Detection of sleep apnea using Machine learning algorithms based on ECG Signals: A comprehensive systematic review

• Published in: Expert systems with applications Vol. 187; p. 115950
• Main Authors: Salari, Nader, Hosseinian-Far, Amin, Mohammadi, Masoud, Ghasemi, Hooman, Khazaie, Habibolah, Daneshkhah, Alireza, Ahmadi, Arash
• Format: Journal Article
• Language: English
• Published: New York Elsevier Ltd 01.01.2022; Elsevier BV
• Subjects: Accuracy; Algorithms; Artificial neural networks; Classification; Deep learning; Diagnosis; Electrocardiogram; Machine Learning; Neural networks; Polysomnography; Segments; Sensitivity; Sleep Apnea; Support vector machines; Systematic Review; Accuracy; Polysomnography; Machine Learning; Electrocardiogram; Systematic Review; Sleep Apnea
• ISSN: 0957-4174; 1873-6793
• DOI: 10.1016/j.eswa.2021.115950

•Diagnosis of sleep apnea based on ECG characteristics is very accurate.•Diagnosis of sleep apnea with electrocardiogram can replace the present methods.•SVM and Neural Network algorithms were highly accurate.•Frequency and time domain features were the most commonly used features.
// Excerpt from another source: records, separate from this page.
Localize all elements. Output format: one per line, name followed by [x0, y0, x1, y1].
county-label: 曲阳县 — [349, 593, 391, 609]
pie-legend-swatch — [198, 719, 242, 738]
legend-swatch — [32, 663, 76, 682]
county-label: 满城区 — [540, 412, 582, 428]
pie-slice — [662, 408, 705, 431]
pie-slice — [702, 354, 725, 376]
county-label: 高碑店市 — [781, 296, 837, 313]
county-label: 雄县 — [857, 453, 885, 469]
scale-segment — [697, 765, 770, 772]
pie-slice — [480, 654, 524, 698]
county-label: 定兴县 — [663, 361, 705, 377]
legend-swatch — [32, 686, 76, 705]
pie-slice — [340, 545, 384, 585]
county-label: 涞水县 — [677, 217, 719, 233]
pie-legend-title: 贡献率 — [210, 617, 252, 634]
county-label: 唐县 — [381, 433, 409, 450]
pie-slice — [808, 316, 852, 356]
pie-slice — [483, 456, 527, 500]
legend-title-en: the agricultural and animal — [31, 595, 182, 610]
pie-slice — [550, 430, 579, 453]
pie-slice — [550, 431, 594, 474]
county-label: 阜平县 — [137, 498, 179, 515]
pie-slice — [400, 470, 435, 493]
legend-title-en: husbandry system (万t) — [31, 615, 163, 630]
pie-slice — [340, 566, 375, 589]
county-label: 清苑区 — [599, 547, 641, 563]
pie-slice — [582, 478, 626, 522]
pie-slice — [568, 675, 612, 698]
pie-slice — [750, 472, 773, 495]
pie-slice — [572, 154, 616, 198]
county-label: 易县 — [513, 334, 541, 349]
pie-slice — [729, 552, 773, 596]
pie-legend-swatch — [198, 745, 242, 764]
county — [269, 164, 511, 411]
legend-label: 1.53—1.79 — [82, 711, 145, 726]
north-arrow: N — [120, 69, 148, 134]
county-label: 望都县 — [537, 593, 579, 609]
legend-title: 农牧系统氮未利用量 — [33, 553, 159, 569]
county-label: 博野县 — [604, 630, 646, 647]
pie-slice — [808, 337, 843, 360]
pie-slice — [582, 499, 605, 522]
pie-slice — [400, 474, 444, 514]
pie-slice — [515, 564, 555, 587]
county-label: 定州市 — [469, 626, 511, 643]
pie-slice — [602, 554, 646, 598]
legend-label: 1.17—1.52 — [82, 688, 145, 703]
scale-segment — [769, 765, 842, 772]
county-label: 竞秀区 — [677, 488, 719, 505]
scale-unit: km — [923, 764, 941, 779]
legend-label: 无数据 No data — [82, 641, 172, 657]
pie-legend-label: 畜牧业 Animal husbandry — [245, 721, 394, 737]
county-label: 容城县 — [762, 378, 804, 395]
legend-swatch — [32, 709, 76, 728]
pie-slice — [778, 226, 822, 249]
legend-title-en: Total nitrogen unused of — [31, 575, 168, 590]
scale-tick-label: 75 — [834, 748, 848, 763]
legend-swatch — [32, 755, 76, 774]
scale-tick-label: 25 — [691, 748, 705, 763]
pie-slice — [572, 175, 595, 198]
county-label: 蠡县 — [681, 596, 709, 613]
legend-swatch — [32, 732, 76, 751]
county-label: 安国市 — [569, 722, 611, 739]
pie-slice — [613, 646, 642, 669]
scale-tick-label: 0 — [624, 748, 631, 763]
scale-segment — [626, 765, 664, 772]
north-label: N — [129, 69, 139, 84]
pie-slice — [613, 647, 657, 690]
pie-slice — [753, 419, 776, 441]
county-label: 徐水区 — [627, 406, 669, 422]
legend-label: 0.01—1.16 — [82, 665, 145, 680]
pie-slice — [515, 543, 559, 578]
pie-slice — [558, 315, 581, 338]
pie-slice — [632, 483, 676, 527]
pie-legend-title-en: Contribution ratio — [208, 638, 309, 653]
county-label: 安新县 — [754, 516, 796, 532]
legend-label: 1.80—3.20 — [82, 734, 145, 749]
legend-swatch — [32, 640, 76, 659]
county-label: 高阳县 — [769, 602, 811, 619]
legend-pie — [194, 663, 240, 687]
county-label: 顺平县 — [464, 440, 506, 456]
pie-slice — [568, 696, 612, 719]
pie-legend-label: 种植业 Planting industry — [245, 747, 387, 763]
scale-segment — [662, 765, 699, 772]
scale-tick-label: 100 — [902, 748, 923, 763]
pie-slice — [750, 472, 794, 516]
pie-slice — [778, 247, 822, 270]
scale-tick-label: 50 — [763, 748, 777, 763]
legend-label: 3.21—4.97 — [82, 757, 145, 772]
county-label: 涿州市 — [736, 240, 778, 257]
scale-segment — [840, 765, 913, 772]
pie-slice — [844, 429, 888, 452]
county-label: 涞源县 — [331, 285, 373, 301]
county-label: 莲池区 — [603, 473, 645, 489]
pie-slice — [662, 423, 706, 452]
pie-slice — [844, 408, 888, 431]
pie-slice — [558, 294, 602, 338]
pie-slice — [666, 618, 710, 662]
Sleep apnea (SA) is a common sleep disorder that is not easy to detect. Recent studies have highlighted ECG analysis as an effective method of diagnosing SA. Because the changes caused by SA on the ECG are imperceptible, the need for new methods in diagnosing this disease is required more than ever. Machine Learning (ML) is recognized as one of the most successful methods of computer aided diagnosis. ML uses new methods to diagnose diseases using past clinical results. The purpose of this study is to evaluate studies using ML algorithms based on ECG characteristics to assess people suffering from SA. In this study, systematically-reviewed articles written in English before October 2020 and indexed in PubMed, Scopus, Web of Science, and IEEE databases were searched with no lower time limit. From these articles, 48 were selected for further review. The selected articles adopteddifferent ML methods for classification. All of these studies were binary where SA was detected from the normal state based on a full ECG stripe (per record), or based on one-minute segments (per segment). Our analysis show that the most common features used in the studies were frequency, time series, and statistical features. Support-Vector Machine (SVM) and deep learning-based neural network (i.e. CNN, DNN) performed best in full record data detection. The highest accuracy, sensitivity, and specificity reported among the selected studies were 100%, which was obtained by an SVM. In another study, the classification was conducted based on ECG segments, and accordingly, the highest classification accuracy was observed in the residual neural network algorithm (RNN). The accuracy, sensitivity, and specificity of this algorithm were reported to be 99%. In general, it can be stated that ML techniques based on ECG characteristics have a high capability in diagnosing SA. These techniques can increase the diagnosis of patients with SA or the detection of SA episodes on ECG record, and can potentially prevent complications of the disease at later stages.